Protective Orders usually list those persons who can view documents that are designated "confidential": like counsel of record and their staff, designated business representatives of the client, court reporters, and experts.
Sometimes information can be so sensitive that the producing party doesn't want to share it with an expert. A well-designed Protective Order can deal with that type of concern. That was the case in this week's Order in SCR-Tech LLC v. Evonik Energy Services LLC. The issue was whether an expert designated by the Plaintiff should be allowed to see the confidential material produced by the Defendants under the terms of the Protective Order agreed to by the parties.
The Protective Order said that the party producing confidential information could object to it being seen by an expert "with current or prior employment within the industry in which the parties compete."
The Defendants objected to an expert named Staudt, who Defendants said "actively consulted for its competitors," being allowed to see the confidential material they had produced, Plaintiff disagreed, and took the dispute to Judge Gale for resolution.
The Judge first concluded that the term "industry" as used in the Protective Order was "the broader SCR industry in which both parties operate and in which the expert was involved. ("SCR" stands for "selective catalyst reduction," which is "a chemical process by which harmful nitrogen oxide contained in coal-burning power plants’ exhaust gas is converted into harmless nitrogen gas and water.")
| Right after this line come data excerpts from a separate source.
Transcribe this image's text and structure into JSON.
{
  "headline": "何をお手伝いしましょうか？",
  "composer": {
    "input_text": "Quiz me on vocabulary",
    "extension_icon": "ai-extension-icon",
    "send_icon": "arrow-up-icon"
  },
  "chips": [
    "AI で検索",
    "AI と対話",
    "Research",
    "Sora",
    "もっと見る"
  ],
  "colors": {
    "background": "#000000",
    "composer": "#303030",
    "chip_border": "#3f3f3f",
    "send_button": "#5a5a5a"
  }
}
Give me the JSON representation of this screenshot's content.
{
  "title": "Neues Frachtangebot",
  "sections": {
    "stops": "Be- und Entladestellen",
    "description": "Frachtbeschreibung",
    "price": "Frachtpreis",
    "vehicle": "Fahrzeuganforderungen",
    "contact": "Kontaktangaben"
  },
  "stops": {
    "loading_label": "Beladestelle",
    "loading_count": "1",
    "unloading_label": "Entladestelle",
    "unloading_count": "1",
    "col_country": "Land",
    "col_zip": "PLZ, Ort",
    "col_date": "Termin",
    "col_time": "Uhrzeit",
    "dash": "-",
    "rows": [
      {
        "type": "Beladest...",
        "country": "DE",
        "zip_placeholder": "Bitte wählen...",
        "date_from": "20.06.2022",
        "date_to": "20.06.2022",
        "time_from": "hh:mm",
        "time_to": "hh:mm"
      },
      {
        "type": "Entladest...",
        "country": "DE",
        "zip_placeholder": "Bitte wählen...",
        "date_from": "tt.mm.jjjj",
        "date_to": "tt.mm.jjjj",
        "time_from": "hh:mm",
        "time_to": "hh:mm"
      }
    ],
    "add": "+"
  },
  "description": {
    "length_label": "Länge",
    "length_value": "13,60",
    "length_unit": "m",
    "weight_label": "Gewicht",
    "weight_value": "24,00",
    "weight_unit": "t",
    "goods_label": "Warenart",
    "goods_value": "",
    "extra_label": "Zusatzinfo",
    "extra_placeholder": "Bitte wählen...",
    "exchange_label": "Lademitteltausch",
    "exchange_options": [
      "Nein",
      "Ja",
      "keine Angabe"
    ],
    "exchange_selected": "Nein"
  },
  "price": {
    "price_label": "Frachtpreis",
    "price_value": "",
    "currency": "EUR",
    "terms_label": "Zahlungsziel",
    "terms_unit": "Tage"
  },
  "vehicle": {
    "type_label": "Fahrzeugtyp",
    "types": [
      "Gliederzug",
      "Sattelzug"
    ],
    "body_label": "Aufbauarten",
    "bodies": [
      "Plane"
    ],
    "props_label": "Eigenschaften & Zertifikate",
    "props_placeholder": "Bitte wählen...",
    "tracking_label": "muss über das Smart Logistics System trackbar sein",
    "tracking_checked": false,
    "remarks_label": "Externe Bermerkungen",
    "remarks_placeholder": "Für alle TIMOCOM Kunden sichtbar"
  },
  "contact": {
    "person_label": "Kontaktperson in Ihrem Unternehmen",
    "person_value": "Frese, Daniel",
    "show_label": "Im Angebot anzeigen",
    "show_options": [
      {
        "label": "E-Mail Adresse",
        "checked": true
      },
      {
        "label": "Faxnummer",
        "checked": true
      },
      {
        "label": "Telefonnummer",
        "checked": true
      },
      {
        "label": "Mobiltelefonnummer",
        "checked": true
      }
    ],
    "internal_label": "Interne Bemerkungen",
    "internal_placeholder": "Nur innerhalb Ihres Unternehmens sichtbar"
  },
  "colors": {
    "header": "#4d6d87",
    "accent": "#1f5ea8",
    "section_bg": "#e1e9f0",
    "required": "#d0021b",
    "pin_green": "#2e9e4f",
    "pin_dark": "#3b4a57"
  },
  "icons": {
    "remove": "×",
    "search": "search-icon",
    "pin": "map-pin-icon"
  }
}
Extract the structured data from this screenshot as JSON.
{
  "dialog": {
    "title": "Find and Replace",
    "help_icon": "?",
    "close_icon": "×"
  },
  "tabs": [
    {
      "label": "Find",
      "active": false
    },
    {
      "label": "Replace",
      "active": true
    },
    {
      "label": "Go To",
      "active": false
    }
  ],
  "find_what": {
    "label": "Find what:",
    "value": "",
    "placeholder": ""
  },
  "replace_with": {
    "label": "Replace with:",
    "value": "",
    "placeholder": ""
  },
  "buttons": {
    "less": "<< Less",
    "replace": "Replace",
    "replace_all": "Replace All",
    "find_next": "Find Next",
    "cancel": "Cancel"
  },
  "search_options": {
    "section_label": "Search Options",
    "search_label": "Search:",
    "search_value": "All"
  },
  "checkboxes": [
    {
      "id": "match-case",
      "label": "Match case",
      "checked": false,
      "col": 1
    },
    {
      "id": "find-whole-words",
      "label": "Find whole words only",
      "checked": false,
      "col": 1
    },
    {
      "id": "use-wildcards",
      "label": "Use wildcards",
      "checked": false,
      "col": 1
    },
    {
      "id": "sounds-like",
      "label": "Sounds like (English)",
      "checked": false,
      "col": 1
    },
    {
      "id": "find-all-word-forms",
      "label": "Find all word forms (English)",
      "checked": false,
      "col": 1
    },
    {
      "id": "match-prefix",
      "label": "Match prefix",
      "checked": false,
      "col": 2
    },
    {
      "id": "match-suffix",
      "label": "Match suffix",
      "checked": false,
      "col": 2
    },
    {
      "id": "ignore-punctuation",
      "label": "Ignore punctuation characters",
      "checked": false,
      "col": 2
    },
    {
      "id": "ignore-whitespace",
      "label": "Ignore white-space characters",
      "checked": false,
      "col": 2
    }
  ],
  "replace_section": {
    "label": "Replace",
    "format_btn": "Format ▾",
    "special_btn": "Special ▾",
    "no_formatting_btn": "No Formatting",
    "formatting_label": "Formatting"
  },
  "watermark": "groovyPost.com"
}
The next step for the Business Court was to decide how to balance the risk to the Defendants of producing sensitive confidential information to an expert "with prior or ongoing involvement with [the Defendants'] competitors." Op. ¶15.
North Carolina's courts hadn't addressed this issue yet, so Judge Gale looked to federal decisions for guidance. The leading case is apparently Digital Equip. Co. v. MicroTech, Inc., 142 F.R.D. 488 (D. Colo. 1992). It lays out five factors for consideration:
(1) the expert’s affiliation with the receiving party;
(2) the extent of regular employment, consultation, or association with the receiving party;
(3) present involvement in the receiving party's competitive decisions;
(4) the potential for future involvement of the expert in the receiving party’s competitive decisions; and
(5) if the expert’s involvement is deemed beyond the point of independent, the expert’s willingness to curtail or forego future involvement with the receiving party.
The past work done by Staudt for the Plaintiff did not give the Court much pause under the first two factors, as it was more than five years ago. But Judge Gale was concerned more about Staudt's work for the Defendants' other competitors. He said there was not enough information in the record on that point for him to make a decision, and he ordered the Plaintiff to supplement the record on Staudt's "independence" from those competitors, using the Digital factors.
Judge Gale also indicated that he might require Staudt to agree that he would not do future "non-litigation" consulting work with the Plaintiff related to the services at issue in the lawsuit. He said that "[s]uch a covenant would eliminate concerns relating to the fourth and final Digital factors of future involvement with the receiving party." Op. ¶22.
The SCR-Tech Order is a good illustration of the concerns that experts may present in a case between competitors. Tailor your Protective Orders carefully in those types of cases.